QT301: Modern Techniques in Quantitative Trading

Build a hyper-efficient no-code, first-in-class quantitative research engine for the modern systematic trader. A must for advanced quant devs or evolving quants to take their systematic infra to a new height with elegant alpha modelling techniques.

Course curriculum

New Chapter

  • DISCLAIMER
  • Introducing QT301
  • Alpha Modelling
  • Machine Encoding and Recursion
  • Alpha String Parser
  • Alpha String Deparsing
  • Alpha Visualization
  • Graph Traversal Algorithms
  • Post-Order No-Code Evaluator
  • Indexing for Dynamic Data
  • Behavioural Polymorphism and Union Indexing Implementation
  • Implementation of Further Primitives
  • Time-Series Operations
  • More Time Series Implementations
  • Signal Transformations and Cross Sectional Operations
  • Our First No-Code Backtest
  • Branching and Specialised Logic
  • Modelling Considerations
  • Encoding our Alpha Set
  • Compound Functions and Syntactic Sugar
  • Computations with Alternative Data
  • Support Lecture (Common Issues and Bug Fixes) set15

QT401: Applied Alpha Research and Quantitative Trading

Quantitative Trading Learn Artificial Intelligence techniques for building Alpha Research factories with a Genetic Programming overlay.

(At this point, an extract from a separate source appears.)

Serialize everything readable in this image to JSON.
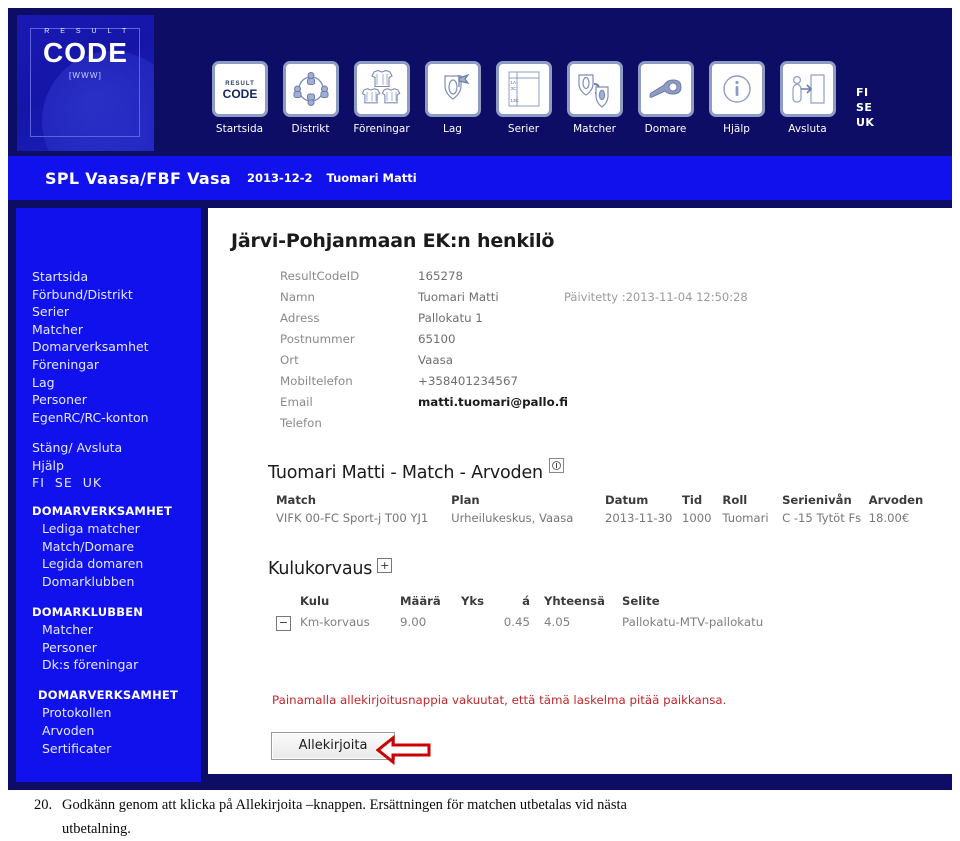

Applications in data mining and quantitative research.

Course curriculum

New Chapter

  • DISCLAIMER
  • Introduction to QT401
  • Artificial Intelligence is Search
  • Genetic Programs as Intelligent Systems
  • GP Iterations
  • Specifying the Primitive Set
  • Ephemeral Constant Generation
  • Brute Force Numerical Trees
  • Brute Force Boolean Trees
  • Simulating the Brute Force Alphas
  • Genetic Operators
  • Crossover Implementation
  • Mutation Implementation
  • GP Implementation Overview
  • Warm Start Initialization
  • Elitism
  • NaN Proof Marginal Significance
  • Evolution; Recombination
  • Evolution; Mutation
  • Simulation Walkthrough
  • Multi Objective Optimization
  • k-Pareto Optimality Measure
  • GP Bloat, Kruskal Wallis and Conover Iman tests
  • Covariant Parsimony Pressure
  • Verifying the Parsimony Coefficients
  • Adding Proprietary Datasets
  • Advanced GP Extensions
  • Support and Bug Fix LectureCommonly Asked Questions:
    1. Business Model Innovation: Acknowledge the reality of a legitimate enterprise! Our approach involves the coordination of a collective purchase, in which the costs are shared among the participants. We utilize this cash to acquire renowned courses from sale pages and make them accessible to individuals with restricted financial resources. Our clients appreciate the affordability and accessibility we provide, despite the authors’ concerns.
    2. Essentials in Quantitative Trading (QT*01) Course
    • There are no scheduled coaching calls or sessions with the author.
    • Access to the author’s private Facebook group or web portal is not permitted.
    • No access to the author’s private membership forum.
    • There is no direct email support available from the author or their team.
Reviews (0)

Reviews

There are no reviews yet.

Be the first to review “HangukQuant’s – Essentials in Quantitative Trading (QT*01)”

Your email address will not be published.